Le bootstrapping ou comment financer sa start-up avec les moyens du bord

Le bootstrapping ou comment financer sa start-up avec les moyens du bord

Depuis le 1er mai, plus besoin de capital minimum pour démarrer sa société. En théorie, certes. Mais dans la pratique, lancer sa start-up requiert quand même le plus souvent une certaine mise de fonds. Et le moins que l’on puisse dire, c’est qu’à ce stade de développement les investisseurs extérieurs se bousculent rarement au portillon. Il faut donc pouvoir se débrouiller avec les moyens du bord. 

Le prix de la liberté 

Bien sûr, il est toujours plus confortable de disposer d’un petit pactole pour démarrer son activité. Mais s’autofinancer a aussi ses avantages. Premier d’entre eux : vous ne devrez pas passer des semaines ou des mois à démarcher les investisseurs et donc à peaufiner votre plan financier, même si celui-ci se doit bien évidemment d’exister.  

Mais surtout, vous ne devrez rien à personne. C’est loin d’être négligeable. Personne ne regardera en effet par-dessus votre épaule. En clair, vous serez le seul maître à bord. Vous serez libre d’innover et d’orienter vos choix comme vous l'entendez. Assurez-vous simplement de lever de temps en temps le nez du guidon, histoire de ne pas vous obstiner dans une voie sans issue. 

5 trucs et astuces 

Lever des fonds n’est pas une fin en soi pour une start-up naissante, loin de là. Des pistes existent pour grandir sans passer par la case « investisseurs ». 

Ciblez bien votre domaine d’activité 

Vous lancer dans un domaine que vous ne connaissez pas risque de vous conduire tout droit à l’échec. Connaître les ficelles du secteur, et surtout les bonnes personnes, en revanche, peut grandement vous faciliter la tâche. Quoi de mieux en effet qu’un bon réseau déjà constitué pour faire ses premiers pas à moindre frais. 

Et n’oubliez pas, toutes les activités ne requièrent pas la même mise de départ. Là où la biotech et la pharma exigeront d’être soutenues par exemple par une université ou un incubateur, une nouvelle application ou un site d’e-commerce peut ne nécessiter de quelques milliers d’euros. Surtout que vous pouvez commencer petit. Avant de viser un grand restaurant gastronomique, démarrez peut-être avec un foodtruck !   

  1. Gardez un revenu si possible 

L’idéal est de consacrer un maximum de temps à sa nouvelle activité d’entrepreneur. Mais bien souvent, au début, elle ne rapporte rien. La combiner avec un emploi plus stable, à temps partiel par exemple, peut donc être une solution pour rester à flot. Cela vous permettra aussi de prendre le temps de tester votre idée et de « pivoter » si nécessaire. 

  1. Limitez les dépenses 

Bootstrapper revient souvent à engager ses propres économies. Évitez donc les dépenses inutiles. Votre entourage peut peut-être vous prêter du matériel ou vous aider à installer tel ou tel logiciel. Si ce n’est pas le cas, pensez aux partenariats et aux échanges de produits ou de services. Optez aussi pour des logiciels gratuits plutôt que de payer des licences, et n’hésitez pas à utiliser les réseaux sociaux. Enfin, tant que c’est possible, travaillez de chez vous. Il sera bien temps de louer un bureau quand votre start-up aura décollé.   

  1. Pensez aux aides publiques et autres prix 

Éviter d’avoir recours à des investisseurs extérieurs ne vous empêche pas de prendre l’argent là où il se trouve. À Bruxelles comme en Wallonie, des aides à l’entrepreneuriat existent, sous forme de primes ou de réductions de cotisations ONSS par exemple. C’est généralement modeste mais toujours bon à prendre. 

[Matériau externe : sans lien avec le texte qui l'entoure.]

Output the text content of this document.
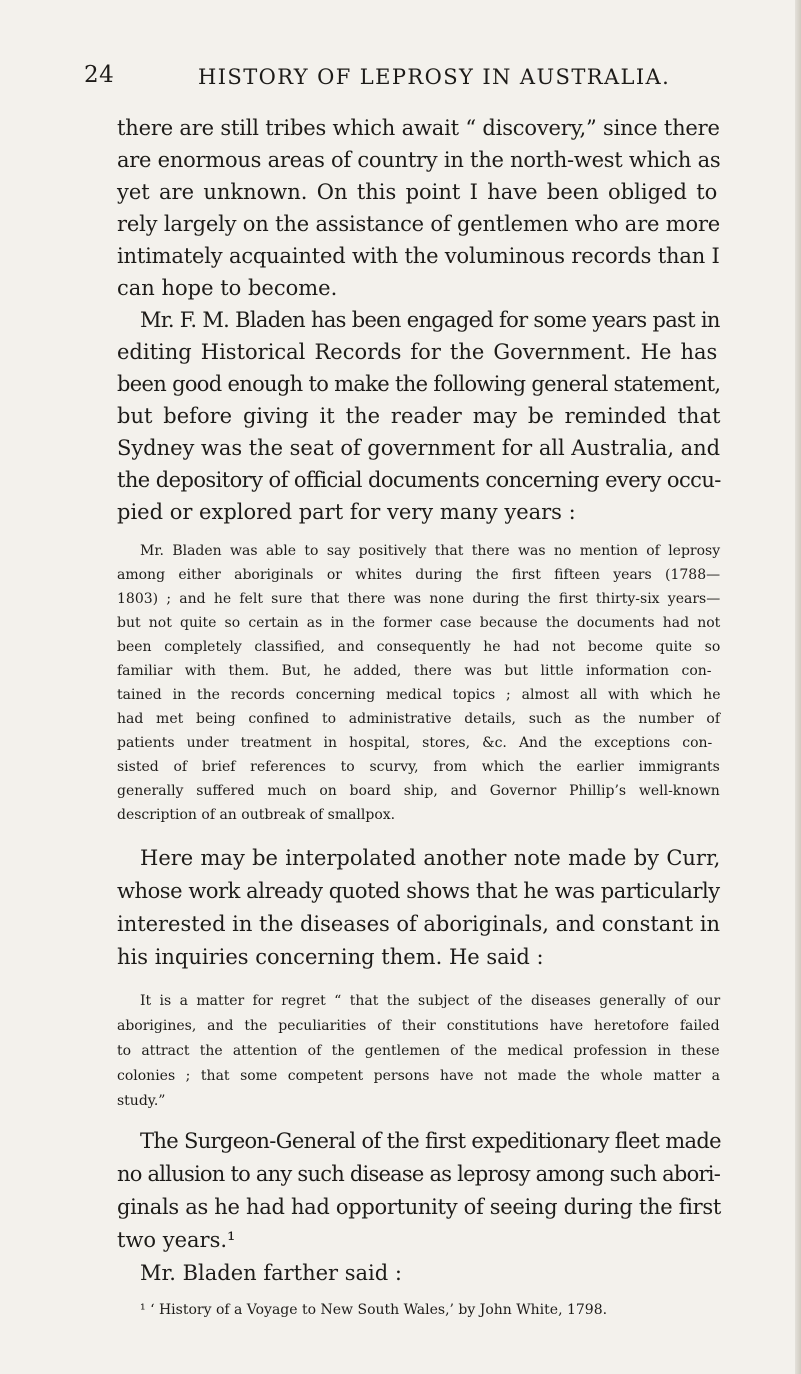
24	HISTORY OF LEPROSY IN AUSTRALIA.
there are still tribes which await “ discovery,” since there
are enormous areas of country in the north-west which as
yet are unknown. On this point I have been obliged to
rely largely on the assistance of gentlemen who are more
intimately acquainted with the voluminous records than I
can hope to become.
Mr. F. M. Bladen has been engaged for some years past in
editing Historical Records for the Government. He has
been good enough to make the following general statement,
but before giving it the reader may be reminded that
Sydney was the seat of government for all Australia, and
the depository of official documents concerning every occu-
pied or explored part for very many years :
Mr. Bladen was able to say positively that there was no mention of leprosy
among either aboriginals or whites during the first fifteen years (1788—
1803) ; and he felt sure that there was none during the first thirty-six years—
but not quite so certain as in the former case because the documents had not
been completely classified, and consequently he had not become quite so
familiar with them. But, he added, there was but little information con-
tained in the records concerning medical topics ; almost all with which he
had met being confined to administrative details, such as the number of
patients under treatment in hospital, stores, &c. And the exceptions con-
sisted of brief references to scurvy, from which the earlier immigrants
generally suffered much on board ship, and Governor Phillip’s well-known
description of an outbreak of smallpox.
Here may be interpolated another note made by Curr,
whose work already quoted shows that he was particularly
interested in the diseases of aboriginals, and constant in
his inquiries concerning them. He said :
It is a matter for regret “ that the subject of the diseases generally of our
aborigines, and the peculiarities of their constitutions have heretofore failed
to attract the attention of the gentlemen of the medical profession in these
colonies ; that some competent persons have not made the whole matter a
study.”
The Surgeon-General of the first expeditionary fleet made
no allusion to any such disease as leprosy among such abori-
ginals as he had had opportunity of seeing during the first
two years.¹
Mr. Bladen farther said :
¹ ‘ History of a Voyage to New South Wales,’ by John White, 1798.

Autre option : les concours de création d’entreprises ou Startups Awards. Ils se multiplient en Belgique ou à l’international, organisés par des institutions publiques, des incubateurs, des banques ou encore des marques grand public. À la clé : de l’argent souvent, mais aussi de la visibilité, de networking et parfois même du mentoring. 

  1. Jouer la fidélisation de vos clients 

En Belgique, d’après L’Atlas des créateurs réalisé par Graydon, l’UCM et l’Unizo, entre 3 et 4 entreprises sur 10 ne passent pas la barre des 5 ans. Cause de la faillite dans un quart des cas : les impayés. Veillez donc à assurer un suivi sérieux de vos factures – des applications vous y aident – et à privilégier un business model qui vous permette de garantir une certaine stabilité de vos rentrées. Plutôt que des ventes sèches par exemple, pourquoi ne pas proposer des formules d’abonnement ou des services supplémentaires ? C'est le choix qu'a fait Kazidomi. Une fois l'activité profitable, vous pourrez alors réinvestir les gains pour la faire grandir.